Ses travaux sont importants, tant en volume que sur le fond. La commission des lois en est destinataire comme moi-même et nous savons qu'ils sont une source de renseignements considérable sur l'activité économique des départements d'outre-mer. Je dois dire qu'à ce jour c'est la solution de cet établissement public, placé sous le contrôle de la Banque de France, qui a la préférence du Gouvernement.
Si nous allons vers plus de responsabilité pour les départements d'outre-mer, il me semble que, sur le plan bancaire, sur le plan des marchés financiers, c'est la formule de l'établissement public lié à la Banque de France qui paraît la plus appropriée.
En toute hypothèse, je peux vous assurer que nos préoccupations visent au maintien d'un service public de qualité pour le développement économique des départements d'outre-mer et pour la sauvegarde des intérêts réels des agents.

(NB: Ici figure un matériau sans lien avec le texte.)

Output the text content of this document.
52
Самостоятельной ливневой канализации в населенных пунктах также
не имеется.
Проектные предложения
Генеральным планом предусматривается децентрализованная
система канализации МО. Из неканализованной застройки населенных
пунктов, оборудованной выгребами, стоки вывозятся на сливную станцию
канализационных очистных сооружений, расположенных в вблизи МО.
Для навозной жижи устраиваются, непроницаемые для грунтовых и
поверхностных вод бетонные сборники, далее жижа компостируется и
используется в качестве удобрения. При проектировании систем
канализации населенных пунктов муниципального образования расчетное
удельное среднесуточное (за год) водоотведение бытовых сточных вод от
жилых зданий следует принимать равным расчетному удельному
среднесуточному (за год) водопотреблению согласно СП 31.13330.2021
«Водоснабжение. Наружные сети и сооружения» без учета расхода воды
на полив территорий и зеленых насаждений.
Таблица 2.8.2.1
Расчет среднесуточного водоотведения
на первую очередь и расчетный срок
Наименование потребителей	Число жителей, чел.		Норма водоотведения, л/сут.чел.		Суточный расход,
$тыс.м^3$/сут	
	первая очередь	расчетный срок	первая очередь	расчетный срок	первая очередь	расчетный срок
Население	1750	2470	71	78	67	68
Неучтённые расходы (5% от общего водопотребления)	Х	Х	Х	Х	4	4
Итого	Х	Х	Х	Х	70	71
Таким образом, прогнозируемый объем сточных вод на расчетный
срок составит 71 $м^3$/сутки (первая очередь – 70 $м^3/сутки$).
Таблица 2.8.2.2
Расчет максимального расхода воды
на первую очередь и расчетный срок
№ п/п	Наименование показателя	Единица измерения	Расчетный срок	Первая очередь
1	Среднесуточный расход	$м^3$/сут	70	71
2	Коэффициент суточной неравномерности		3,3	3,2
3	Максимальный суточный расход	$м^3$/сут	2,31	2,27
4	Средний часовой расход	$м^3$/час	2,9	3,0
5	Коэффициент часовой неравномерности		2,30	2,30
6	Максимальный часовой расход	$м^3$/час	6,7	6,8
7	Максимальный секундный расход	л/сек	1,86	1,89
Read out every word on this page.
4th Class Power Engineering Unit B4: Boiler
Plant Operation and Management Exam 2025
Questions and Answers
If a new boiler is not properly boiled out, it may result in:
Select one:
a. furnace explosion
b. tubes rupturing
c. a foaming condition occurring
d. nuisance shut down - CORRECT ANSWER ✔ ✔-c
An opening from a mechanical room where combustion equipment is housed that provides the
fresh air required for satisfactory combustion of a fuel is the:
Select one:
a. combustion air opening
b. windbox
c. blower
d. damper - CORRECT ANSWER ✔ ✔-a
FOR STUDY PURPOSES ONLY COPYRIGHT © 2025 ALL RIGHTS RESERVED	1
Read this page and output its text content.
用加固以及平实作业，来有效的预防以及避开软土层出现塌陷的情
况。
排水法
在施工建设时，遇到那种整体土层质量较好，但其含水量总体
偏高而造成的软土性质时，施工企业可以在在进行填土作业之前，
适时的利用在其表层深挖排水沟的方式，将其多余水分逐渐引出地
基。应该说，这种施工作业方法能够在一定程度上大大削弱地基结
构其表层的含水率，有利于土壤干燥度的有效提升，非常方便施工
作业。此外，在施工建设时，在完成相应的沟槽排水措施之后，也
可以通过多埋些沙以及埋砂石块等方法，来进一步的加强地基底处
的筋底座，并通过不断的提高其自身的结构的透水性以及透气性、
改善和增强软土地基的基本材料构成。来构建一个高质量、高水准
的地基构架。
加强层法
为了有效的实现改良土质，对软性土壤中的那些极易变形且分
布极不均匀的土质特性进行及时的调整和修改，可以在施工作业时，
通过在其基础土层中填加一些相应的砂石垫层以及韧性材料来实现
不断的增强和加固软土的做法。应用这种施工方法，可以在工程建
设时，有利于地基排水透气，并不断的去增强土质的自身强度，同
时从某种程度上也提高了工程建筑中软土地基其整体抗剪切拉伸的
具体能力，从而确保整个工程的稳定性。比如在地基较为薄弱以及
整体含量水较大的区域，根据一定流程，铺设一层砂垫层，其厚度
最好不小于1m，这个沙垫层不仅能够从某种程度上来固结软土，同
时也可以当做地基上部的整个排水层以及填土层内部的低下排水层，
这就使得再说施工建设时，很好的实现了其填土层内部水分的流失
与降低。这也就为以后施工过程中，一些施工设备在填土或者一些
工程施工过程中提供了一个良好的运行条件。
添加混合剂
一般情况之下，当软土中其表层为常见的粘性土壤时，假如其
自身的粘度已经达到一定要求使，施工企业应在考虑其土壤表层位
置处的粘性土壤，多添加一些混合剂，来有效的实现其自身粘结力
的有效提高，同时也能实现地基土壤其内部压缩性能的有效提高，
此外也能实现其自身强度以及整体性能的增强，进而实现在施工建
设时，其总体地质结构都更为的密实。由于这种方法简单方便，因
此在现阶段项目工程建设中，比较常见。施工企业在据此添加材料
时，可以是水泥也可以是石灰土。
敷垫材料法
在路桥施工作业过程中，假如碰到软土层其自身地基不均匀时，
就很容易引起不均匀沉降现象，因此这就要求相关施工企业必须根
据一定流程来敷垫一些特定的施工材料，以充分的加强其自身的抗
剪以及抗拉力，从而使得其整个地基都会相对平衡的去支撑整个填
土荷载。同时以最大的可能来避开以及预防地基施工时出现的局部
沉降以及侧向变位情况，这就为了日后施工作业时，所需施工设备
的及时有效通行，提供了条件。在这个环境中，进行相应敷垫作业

Il y aura donc, évidemment, consultation des organisations professionnelles - cela existe depuis près d'un an déjà - mais aussi des collectivités concernées, puisque, je dois le dire, les projets d'ordonnance sont transmis à chaque département, à chaque collectivité concernés, pour délibération, et ce avant la publication des ordonnances.
Cette procédure de consultation est indispensable et vous serez bien évidemment saisis, messieurs les sénateurs des départements d'outre-mer, des textes prévoyant l'évolution de cette institution. (Applaudissements sur les travées socialistes.)
M. le président. Nous passons à la discussion des articles.